Listening to these two men, one might have fancied himself hearing a dialogue between a sword and all axe.

Meanwhile the mother was searching for her little ones, walking straight onward; and how she subsisted we cannot tell, since she did not know herself. She walked day and night, begging as she went, often living on herbs and sleeping upon the ground in the open air, among the bushes, under the stars, and sometimes mid the rain and the wind. Thus she wandered from village to village and from farm to farm, making inquiries as she went along, but, tattered and torn as she was, never venturing beyond the threshold. Sometimes she found a welcome, sometimes she was turned away; and when they refused to let her come in, she would go into the woods.

Unfamiliar as she was with the country beyond Siscoignard and the parish of Azé, and having nothing to serve as guide, she would retrace her steps, going over and over the same ground, thus wasting both time and strength. Sometimes she followed the highway, sometimes the cart-ruts, and then again she would turn into the paths in the woods. In this wandering life she had worn out her wretched garments.

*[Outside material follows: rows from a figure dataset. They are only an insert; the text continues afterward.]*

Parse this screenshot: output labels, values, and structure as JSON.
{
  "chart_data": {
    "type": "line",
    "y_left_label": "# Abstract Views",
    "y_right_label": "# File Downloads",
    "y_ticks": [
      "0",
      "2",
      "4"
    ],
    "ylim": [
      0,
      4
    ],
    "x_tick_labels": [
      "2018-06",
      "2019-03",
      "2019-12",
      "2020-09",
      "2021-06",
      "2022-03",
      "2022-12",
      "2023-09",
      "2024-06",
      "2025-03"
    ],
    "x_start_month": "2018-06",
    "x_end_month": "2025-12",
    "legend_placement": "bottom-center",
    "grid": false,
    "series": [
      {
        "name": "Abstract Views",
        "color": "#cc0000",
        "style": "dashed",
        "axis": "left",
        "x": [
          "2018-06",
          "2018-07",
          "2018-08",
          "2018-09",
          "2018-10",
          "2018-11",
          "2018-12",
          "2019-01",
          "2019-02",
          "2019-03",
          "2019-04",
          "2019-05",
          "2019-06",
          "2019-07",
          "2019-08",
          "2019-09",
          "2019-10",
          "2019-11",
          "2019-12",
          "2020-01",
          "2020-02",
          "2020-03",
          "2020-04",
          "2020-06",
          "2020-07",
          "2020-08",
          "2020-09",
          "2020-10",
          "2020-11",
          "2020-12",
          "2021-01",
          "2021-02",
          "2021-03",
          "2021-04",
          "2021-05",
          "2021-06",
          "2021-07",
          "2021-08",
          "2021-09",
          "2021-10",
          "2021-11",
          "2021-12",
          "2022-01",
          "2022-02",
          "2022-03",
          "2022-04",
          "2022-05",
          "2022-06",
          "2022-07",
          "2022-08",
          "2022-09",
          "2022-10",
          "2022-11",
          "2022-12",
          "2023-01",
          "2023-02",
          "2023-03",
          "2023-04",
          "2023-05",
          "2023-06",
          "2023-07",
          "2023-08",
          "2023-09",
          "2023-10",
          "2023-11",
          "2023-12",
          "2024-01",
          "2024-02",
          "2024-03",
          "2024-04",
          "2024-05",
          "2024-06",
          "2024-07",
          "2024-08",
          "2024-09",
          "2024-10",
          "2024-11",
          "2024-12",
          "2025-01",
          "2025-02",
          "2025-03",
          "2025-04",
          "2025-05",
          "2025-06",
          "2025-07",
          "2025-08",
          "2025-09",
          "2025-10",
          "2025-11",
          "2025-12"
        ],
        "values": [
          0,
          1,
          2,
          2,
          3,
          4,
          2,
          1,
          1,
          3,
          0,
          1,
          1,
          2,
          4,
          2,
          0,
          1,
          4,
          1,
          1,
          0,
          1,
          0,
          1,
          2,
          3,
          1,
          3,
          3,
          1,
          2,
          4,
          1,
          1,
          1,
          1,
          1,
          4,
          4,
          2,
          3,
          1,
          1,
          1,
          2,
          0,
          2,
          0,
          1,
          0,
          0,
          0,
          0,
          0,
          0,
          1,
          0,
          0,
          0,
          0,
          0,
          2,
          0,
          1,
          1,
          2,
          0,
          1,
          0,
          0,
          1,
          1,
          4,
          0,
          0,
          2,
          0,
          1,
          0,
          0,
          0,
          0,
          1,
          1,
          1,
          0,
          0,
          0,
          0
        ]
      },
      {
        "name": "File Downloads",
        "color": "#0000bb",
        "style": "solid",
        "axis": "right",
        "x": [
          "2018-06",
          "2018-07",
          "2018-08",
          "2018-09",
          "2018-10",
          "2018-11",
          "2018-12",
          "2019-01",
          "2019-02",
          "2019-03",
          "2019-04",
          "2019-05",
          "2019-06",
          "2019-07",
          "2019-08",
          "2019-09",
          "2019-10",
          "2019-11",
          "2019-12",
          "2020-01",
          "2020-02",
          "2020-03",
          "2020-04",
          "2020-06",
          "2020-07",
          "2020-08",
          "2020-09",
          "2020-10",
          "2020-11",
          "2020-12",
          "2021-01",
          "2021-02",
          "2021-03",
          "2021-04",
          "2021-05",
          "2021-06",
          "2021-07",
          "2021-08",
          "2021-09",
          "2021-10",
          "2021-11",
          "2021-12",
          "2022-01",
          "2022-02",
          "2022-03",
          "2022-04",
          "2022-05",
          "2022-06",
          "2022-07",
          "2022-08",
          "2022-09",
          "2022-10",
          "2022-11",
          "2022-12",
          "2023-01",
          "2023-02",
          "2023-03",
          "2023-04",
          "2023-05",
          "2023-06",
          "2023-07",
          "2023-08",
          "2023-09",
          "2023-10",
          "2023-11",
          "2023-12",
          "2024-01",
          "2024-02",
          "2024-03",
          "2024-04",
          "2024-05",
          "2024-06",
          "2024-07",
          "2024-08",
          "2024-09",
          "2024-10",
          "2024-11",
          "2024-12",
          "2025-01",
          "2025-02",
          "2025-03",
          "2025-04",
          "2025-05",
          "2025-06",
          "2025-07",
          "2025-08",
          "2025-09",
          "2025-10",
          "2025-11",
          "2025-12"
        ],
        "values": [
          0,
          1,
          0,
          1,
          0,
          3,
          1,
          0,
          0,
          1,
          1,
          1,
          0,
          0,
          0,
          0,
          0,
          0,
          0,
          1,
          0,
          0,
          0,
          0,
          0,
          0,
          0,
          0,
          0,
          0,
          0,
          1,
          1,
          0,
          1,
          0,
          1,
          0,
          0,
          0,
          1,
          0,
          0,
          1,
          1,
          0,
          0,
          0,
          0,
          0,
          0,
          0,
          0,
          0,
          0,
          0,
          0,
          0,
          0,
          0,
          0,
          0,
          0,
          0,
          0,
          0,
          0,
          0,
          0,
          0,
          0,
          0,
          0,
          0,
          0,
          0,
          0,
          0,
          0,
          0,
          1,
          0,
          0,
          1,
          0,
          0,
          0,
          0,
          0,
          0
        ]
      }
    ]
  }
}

At first she had her shoes, then she went barefoot, and it was not long before her feet were bleeding.

Unconsciously she travelled on, mid bloodshed and warfare, neither hearing, seeing, nor trying to shield herself, simply looking for her children. As the entire country was in rebellion, there were no longer any gendarmes, or mayors, or authorities of any kind. Only such persons as she encountered on the way would she stop to ask.

"Have you seen three little children anywhere?"

And when the passers-by lifted their heads she would say,—

"Two boys and a girl," and go on to name them:

"René-Jean, Gros-Alain, Georgette. Have you not seen them?"

And again,—

"The oldest one was four and a half and the youngest twenty months."

Presently she would add,—

"Do you know where they are? They have been taken from me."

People gazed at her, and that was all.

Perceiving that she was not understood, she would explain,—

"It is because they are mine. That is the reason."

And then seeing the passers-by continue their way, she would stand speechless, tearing her breast with her nails. One day, however, a peasant stopped to listen to her. The worthy man set his wits at work.

"Let us see. Did you say three children?" he asked.

"Yes."

"Two boys?"

"And a girl."

"And you are looking for them?"

"Yes."

"I was told that a nobleman had carried off three little children and keeps them with him."

"Where is that man? Where are they?" she cried.

"Yon must go to the Tourgue," answered the peasant.

"And shall I find my children there?"

"Very likely you will."

"What did you say the name was?"

"The Tourgue."

"What is the Tourgue?"

"It is a place."

"Is it a village, a castle, or a farm?"

"I never was there."

"Is it far?"

"I should say so."

"In what direction?"

"In the direction of Fougères."

"Which way shall I go?"

"You are now at Ventortes," replied the peasant. "You will leave Ernée on your left and Coxelles on your right; you must pass through Longchamps, and cross the Leroux."

The peasant raised his hand and pointed westward.

"Keep straight ahead, facing the sunset."

She had already started before he had time to lower his arm.

He called out to her.

"You must be careful; they are fighting over there."

She never turned to reply, but walked straight ahead without pausing.